In order to encourage people to change behavior, perceived benefits must outweigh perceived barriers, which are often the real stumbling blocks. People are unlikely to change behavior if doing so is too difficult. Some common barriers include the cost, time needed, inconvenience, and discomfort involved. Additionally, people may face social consequences.
For example, if a person has enjoyed having four or five beers after work with friends and suddenly switches to diet soda or goes home, this is likely to affect their relationships. It can be difficult to overcome perceived barriers.
A program may offer free screening and free diet counseling to decrease expenses, and may carry out education and screening outside of normal work hours to increase convenience.
One major barrier may be fear of a diagnosis, so it may be important for education to stress that behavior changes may prevent diabetes and that it’s possible to lead a long, healthy life even with diabetes.
Advertisements and commercials may, for example, include program participants of different ages, genders, and ethnic groups, talking about their success stories.
Cues to action include those things that get people thinking about the disease or health condition and taking action. These may include advertisements, commercials, public service announcements, posters, pamphlets, and word of mouth. The more cues to action people are exposed to, the more they are likely to consider change.
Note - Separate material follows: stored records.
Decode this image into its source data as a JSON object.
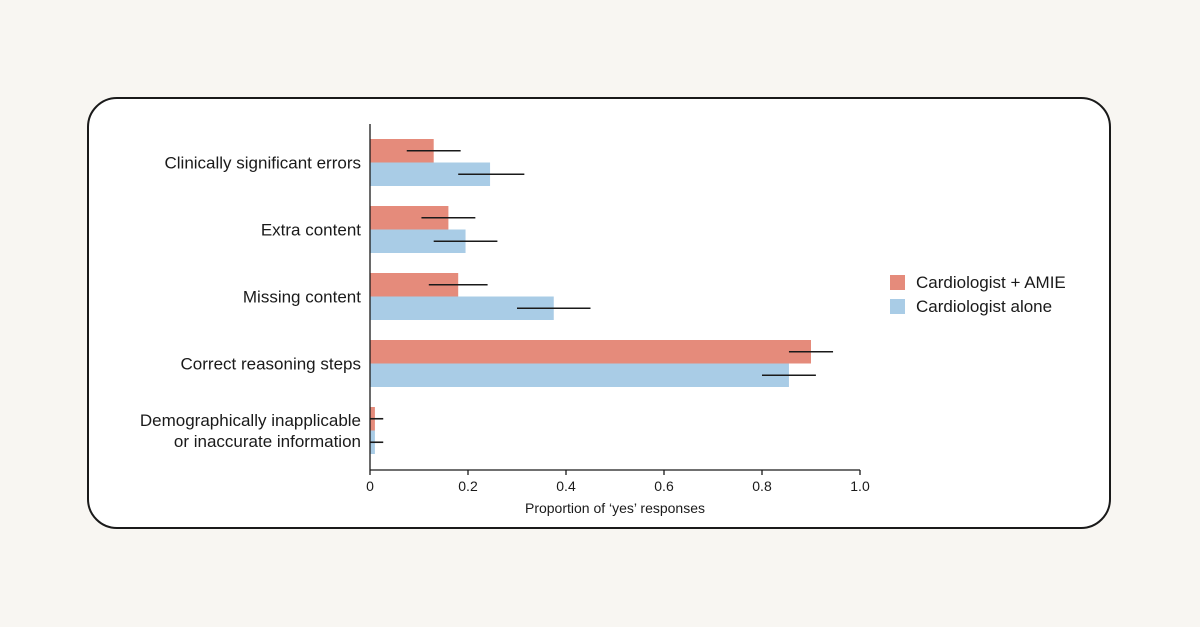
{
  "chart_data": {
    "type": "bar",
    "orientation": "horizontal",
    "categories": [
      [
        "Clinically significant errors"
      ],
      [
        "Extra content"
      ],
      [
        "Missing content"
      ],
      [
        "Correct reasoning steps"
      ],
      [
        "Demographically inapplicable",
        "or inaccurate information"
      ]
    ],
    "series": [
      {
        "name": "Cardiologist + AMIE",
        "color": "#e58b7b",
        "values": [
          0.13,
          0.16,
          0.18,
          0.9,
          0.01
        ],
        "error_low": [
          0.075,
          0.105,
          0.12,
          0.855,
          0.0
        ],
        "error_high": [
          0.185,
          0.215,
          0.24,
          0.945,
          0.027
        ]
      },
      {
        "name": "Cardiologist alone",
        "color": "#a9cce6",
        "values": [
          0.245,
          0.195,
          0.375,
          0.855,
          0.01
        ],
        "error_low": [
          0.18,
          0.13,
          0.3,
          0.8,
          0.0
        ],
        "error_high": [
          0.315,
          0.26,
          0.45,
          0.91,
          0.027
        ]
      }
    ],
    "xlim": [
      0,
      1.0
    ],
    "xticks": [
      0,
      0.2,
      0.4,
      0.6,
      0.8,
      1.0
    ],
    "xtick_labels": [
      "0",
      "0.2",
      "0.4",
      "0.6",
      "0.8",
      "1.0"
    ],
    "xlabel": "Proportion of ‘yes’ responses",
    "ylabel": "",
    "title": "",
    "legend_position": "right",
    "grid": false
  }
}
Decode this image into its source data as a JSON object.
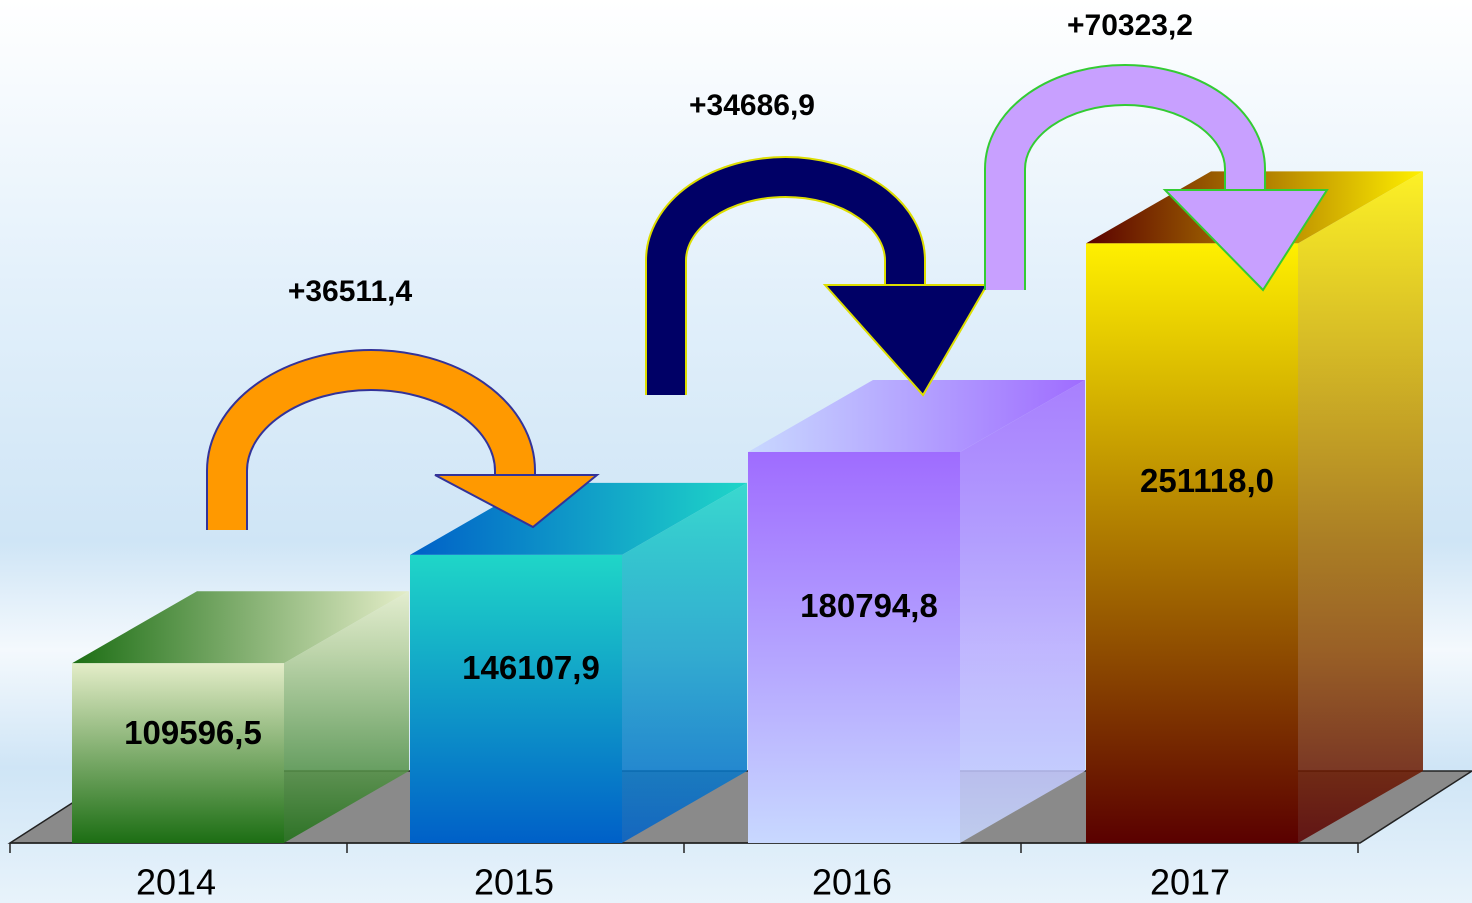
{
  "chart_data": {
    "type": "bar3d",
    "categories": [
      "2014",
      "2015",
      "2016",
      "2017"
    ],
    "values": [
      109596.5,
      146107.9,
      180794.8,
      251118.0
    ],
    "value_labels": [
      "109596,5",
      "146107,9",
      "180794,8",
      "251118,0"
    ],
    "colors": [
      [
        "#e4edc8",
        "#1c6e14"
      ],
      [
        "#1fd6c8",
        "#0060c8"
      ],
      [
        "#9f6cff",
        "#c8d8ff"
      ],
      [
        "#fff000",
        "#5a0000"
      ]
    ],
    "annotations": [
      "+36511,4",
      "+34686,9",
      "+70323,2"
    ],
    "annotation_colors": [
      "#ff9900",
      "#000066",
      "#c8a0ff"
    ],
    "ylim": [
      49000,
      260000
    ]
  }
}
Next is self-efficacy. People are unlikely to make changes if they believe that they will fail or that changes will make no difference. A lack of confidence can be a big barrier to overcome, so nurturing self-efficacy should be an ongoing concern for any program. This may include providing positive feedback and giving rewards for participation and compliance. Participants may be encouraged to use tools, such as daily logs, to help build their confidence.
Last, but certainly not least, is general motivation. Some people are simply more motivated to make positive changes and to show concern for health than others, and the reasons for that can be very complex.
The health belief model works on the foundational proposition that people are generally not motivated to change until they believe they are susceptible and have sufficient self-efficacy to carry out changes. Lacking motivation and self-efficacy, people are more likely to engage in denial and rationalization than to change behavior.
Thanks for watching and happy studying!